Monday, 24 October 2016
We've been hard at work trying to get the house sorted after the move. I now have an office all to myself and that's given me a chance to display most of my box collection.
Above are two boxes by my favourite current designer maker Matthew Burt, have a look at his website http://www.matthewburt.com/
A small two drawer chest by Alan Peters along with another one from Matthew.
A bowl by Alan Peters and a desk box by Peter Lloyd http://finehardwoodboxes.com/
Three boxes by American Phil Weber https://weberboxes.com/
A couple of small ones by John Makepeace and below a highly rippled sycamore box by Peter Lloyd.
Friday, 14 October 2016
Saturday, 8 October 2016
A few weeks ago I was looking at vices to make another work bench. As the three benches I already have, included a Bench Crafted leg vice and two benches with shoulder vices, I wondered if there was a traditional face vice that was worth using. The Ulmia face vice in the Dictum catalogue made some very bold claims about not wracking wherever wood was clamped. Although this vice is sold separately I decided just to buy one of their benches rather than make my own. At just under £1,000 (+ vat) delivered from Germany it seemed very good value.
Three weeks after ordering it arrived, assembly was easy and the base was rock solid despite only having the two stretchers.
The vice did indeed clamp solidly without wracking on both outer sides. The single guide bar passes through a long very tight fitting bushing and I guess this is why the vice doesn't rack. In the excellent instructions there is also the facility to adjust the vice if wracking occurs with wear and use. One of the other things that attracted me was the 5 1/4"gap between the screw and the guide bar, clear down to the floor. This meant a lot of vertical clamping for dovetailing could be done without putting any strain on the vice.
Although I don't normally use a tail vice this bench came with a very nice one. There is zero play and it stayed level through its full extension. As with the front vice it can be adjusted for wear. The bench comes with four massive aluminium dogs which are 30 mm diameter, not much good for use with other accessories, but will certainly do the job! The whole bench gave the impression of being massive, not in size, but in construction. This small 5' bench weighs in at 100kg (220 lbs). They also make a 2 m long version (6' 6") which is only another £115 and is no doubt more popular but I just didn't have the room.
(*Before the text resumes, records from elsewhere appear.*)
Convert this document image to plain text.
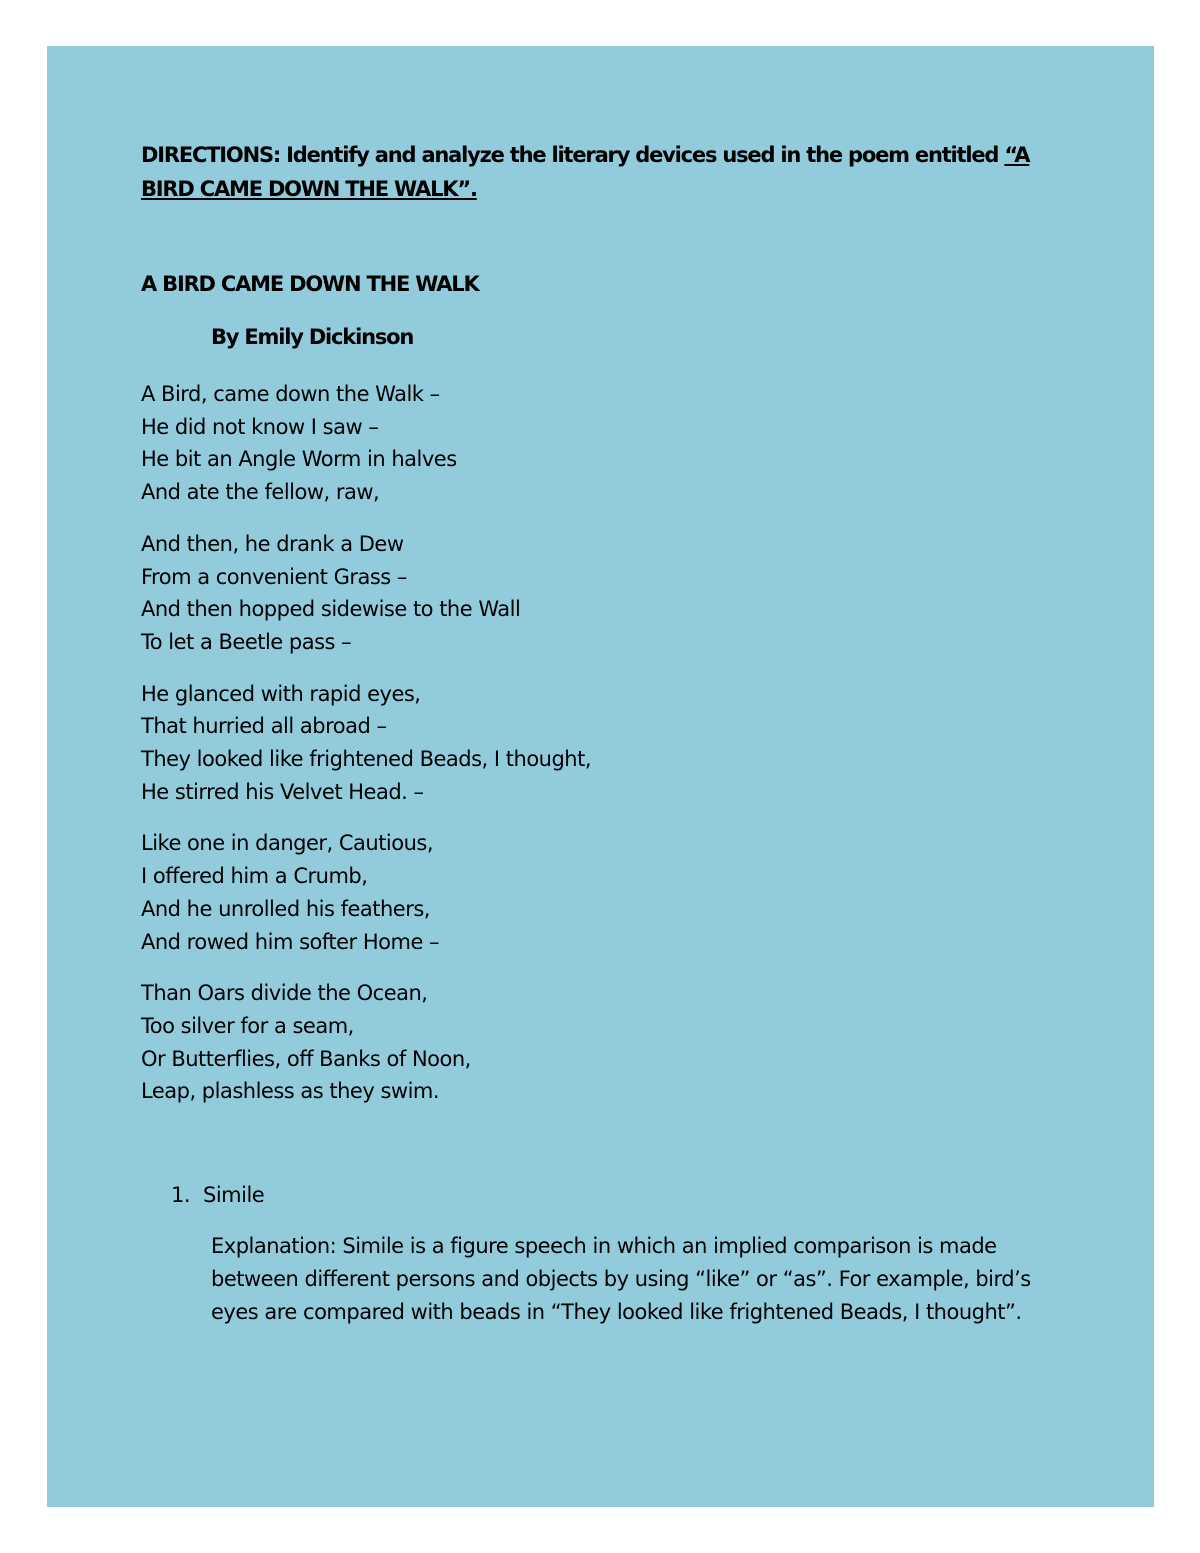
DIRECTIONS: Identify and analyze the literary devices used in the poem entitled “A BIRD CAME DOWN THE WALK”.

A BIRD CAME DOWN THE WALK

By Emily Dickinson

A Bird, came down the Walk –
He did not know I saw –
He bit an Angle Worm in halves
And ate the fellow, raw,
And then, he drank a Dew
From a convenient Grass –
And then hopped sidewise to the Wall
To let a Beetle pass –
He glanced with rapid eyes,
That hurried all abroad –
They looked like frightened Beads, I thought,
He stirred his Velvet Head. –
Like one in danger, Cautious,
I offered him a Crumb,
And he unrolled his feathers,
And rowed him softer Home –
Than Oars divide the Ocean,
Too silver for a seam,
Or Butterflies, off Banks of Noon,
Leap, plashless as they swim.
1. Simile
Explanation: Simile is a figure speech in which an implied comparison is made between different persons and objects by using “like” or “as”. For example, bird’s eyes are compared with beads in “They looked like frightened Beads, I thought”.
Ulmia have always had a very good reputation and it's great to see they keeping up their standards.
I was a little surprised to see the top was constructed from shorter lengths of beech instead of full length staves but it is beautifully made and came dead flat with a nice surface finish.
Time will tell how this bench performs but I suspect it will be a pleasure to use.
Wednesday, 5 October 2016
Nathan from the US sent me these pictures of a beautiful walnut sofa table he made, the design is by Matt Cremona. He managed to buy 1,000 board feet (about 80 cube for those in the UK) of the stuff at a very good price, lucky man!
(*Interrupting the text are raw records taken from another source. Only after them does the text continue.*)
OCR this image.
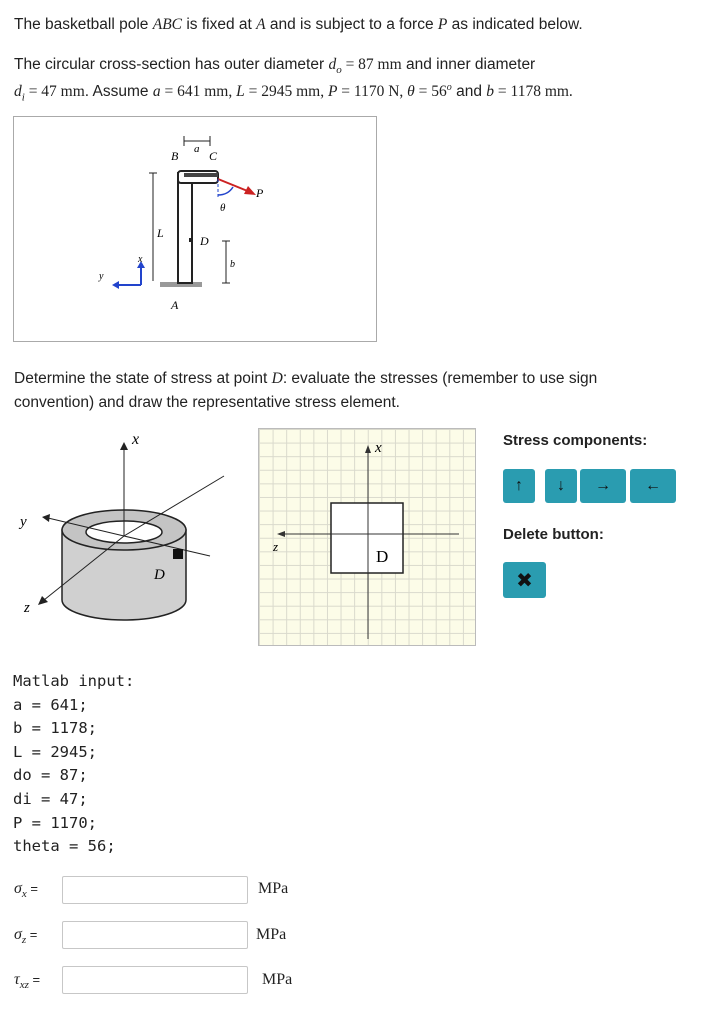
The basketball pole ABC is fixed at A and is subject to a force P as indicated below.
The circular cross-section has outer diameter $d_o = 87$ mm and inner diameter
$d_i = 47$ mm. Assume a = 641 mm, L = 2945 mm, P = 1170 N, $\theta = 56^o$ and b = 1178 mm.
B a C
P
θ
L
D
x
y
b
A
Determine the state of stress at point D: evaluate the stresses (remember to use sign
convention) and draw the representative stress element.
x
y
z
D
x
z
D
Stress components:
↑ ↓ → ←
Delete button:
✖
Matlab input:
a = 641;
b = 1178;
L = 2945;
do = 87;
di = 47;
P = 1170;
theta = 56;
$\sigma_x$ =	MPa
$\sigma_z$ =	MPa
$\tau_{xz}$ =	MPa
He has used the fine timber very sensitively and the nice finish is Minwax wipe on poly.
The banding and the drawer sides are quartered butternut.
Nathan is saving the wood for special pieces and he has certainly created one here.
Saturday, 1 October 2016
Monday, 26 September 2016
Rod from California sent me this picture and made these very nice comments,
I am really excited that your guide has made a very difficult process much less daunting. I have to admit I was a bit sceptical but all doubts have been brushed aside. My first attempts were cut with a Veritas dovetail saw since I already owned one. Not 100% happy with my results, I ordered the Japanese saw you recommend and I am very impressed with it. Here is a sample of my latest attempt:
Thanks also for all of your YouTube videos demonstrating how cutting dovetails can be achieved by most anyone willing to give it a go! Take care.
Below is the very first dovetails cut by Michael from Melbourne, most impressive! If you can nail it in 3/4" stock then smaller dovetails will be a piece of cake.
Sunday, 25 September 2016
A good customer from Barcelona sent me these pictures of his latest project. This really was built by hand as German has no machinery in his workshop. It took 200 hours to complete.
The drawers are a piston fit, it's always best if possible to design drawers to be longer than they are wide as this makes it easier to achieve.
A nicely fitted panel and some very clean dovetails. I can see he has left the baseline showing which may offend some, but I'm happy either way especially in an open grained timber such as this white oak.
The legs for the stand have been beautifully shaped in black walnut.
A workshop essential, a non marring dead blow mallet, great for encouraging dovetails to seat.
The HNT Gordon spoke shave in action, a great tools and the best spoke shave on the market for working hard woods.
.........and if you were wondering it's purpose, it's a sewing chest.